The design of mirrorless cameras means they need to use electronic viewfinders. These have improved hugely in a very short space of time, but they still polarise opinion! In the early days their resolution was too low to display a scene with anything like the clarity and detail of an optical viewfinder, and they had so much ‘lag’ when you moved the camera quickly that it was difficult to follow moving subjects.
Early EVFs might have been pretty poor, but the latest and best electronic viewfinders available today have such high resolution that you can hardly see the ‘dots’ and they have a clarity that genuinely approaches optical viewfinders.
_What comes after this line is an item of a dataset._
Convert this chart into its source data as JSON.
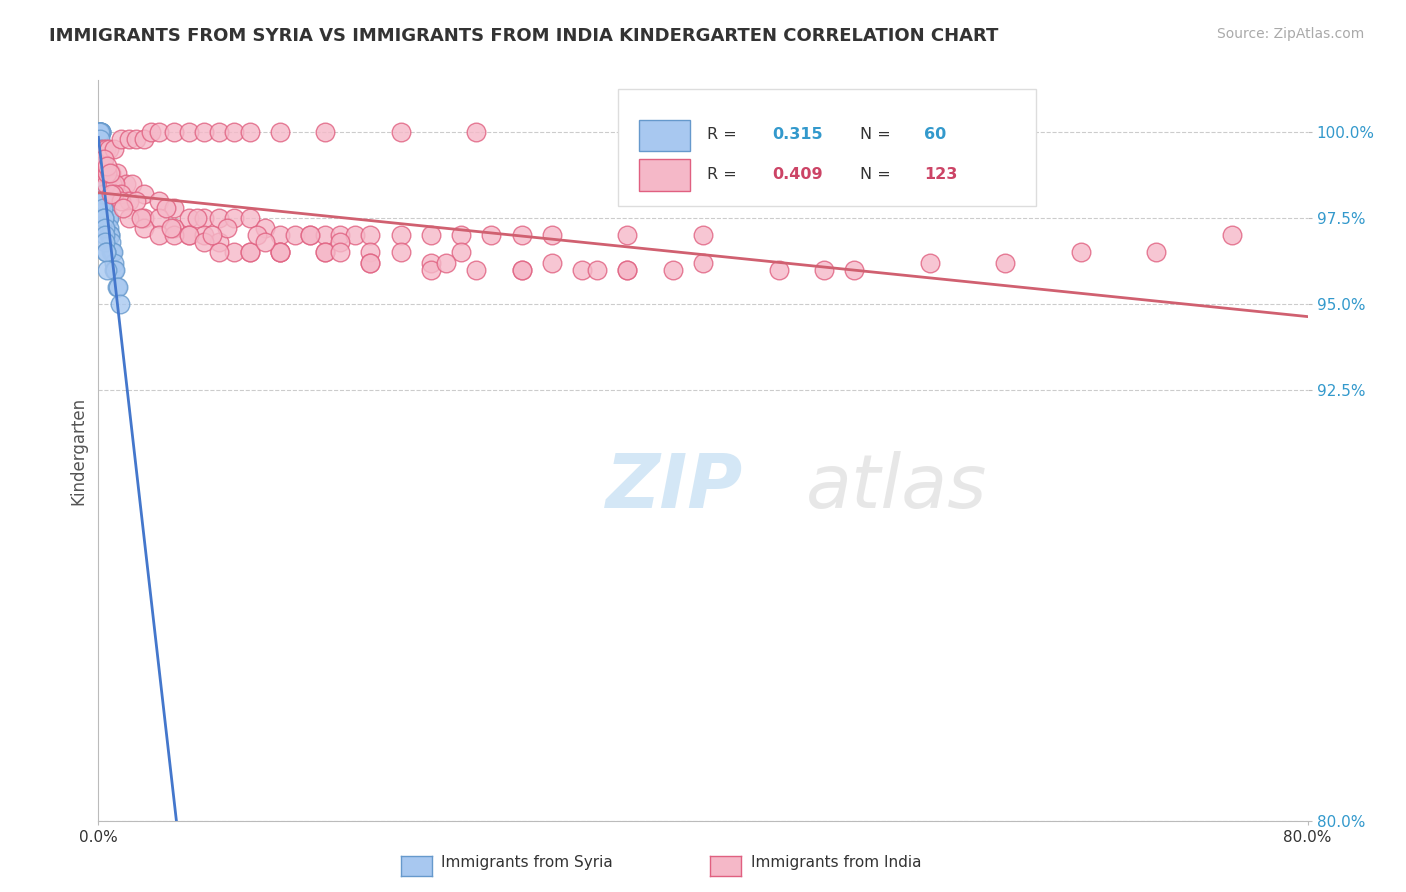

The new Panasonic Lumix S cameras have the highest EVF resolution yet at over 5 million dots.
Viewfinder lag is less of an issue than it used to be thanks to faster refresh rates, and the most recent area of focus for manufacturers has been in the blackout effect you would typically see when shooting continuous bursts of images. Sony has successfully managed to eliminate this on its A9 model, and Panasonic is now claiming the same for its G9 model .
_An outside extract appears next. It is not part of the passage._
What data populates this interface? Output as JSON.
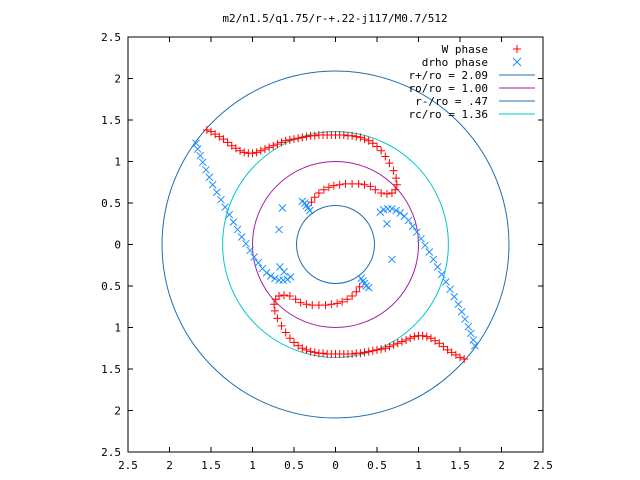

On top of all this, electronic viewfinders let you view the image with any changes to exposure, white balance, colour settings and so on applied instantly, something optical viewfinder cannot do.
Most electronic viewfinders can also be successfully used to show a more clearly visible view of the scene in low light – very much an underappreciated benefit – and the best examples are clear and largely free from noise in even these conditions.
What's good about optical viewfinders
It’s true that an optical viewfinder does not show a digital rendition of the captured image, but you’ll get to see that on the screen on the back of the camera as soon as you’ve taken the picture anyway.
What’s more, many photographers prefer the ‘naked eye’ view of an optical viewfinder over a digital rendition. It’s a mistake to assume electronic viewfinders are inherently more ‘accurate’ because the display depends not only on the camera settings (which you may change later if you shoot RAW images) but on the quality, contrast ratio and calibration of the viewfinder panel itself. These often display more contrast than the captured image, for example, and can mislead you into correcting exposure settings that don’t need correcting.
Optical viewfinders have themselves become more intelligent. Illuminated LED panels overlaid on the main frame, for example, allow for more information to be visible within them than ever before. This is the principle behind Canon’s Intelligent Viewfinder technology.
Optical viewfinders have another key advantage that’s particularly relevant for sports and action photographers. There is unavoidable screen blackout in the camera’s burst shooting mode as the mirror flips up and down between exposures, but this is rarely an issue – the key point is that there is no lag, and it’s much easier to follow a fast-moving subject with a high-speed DSLR like the Nikon D500, for example, than it is with the average mirrorless camera.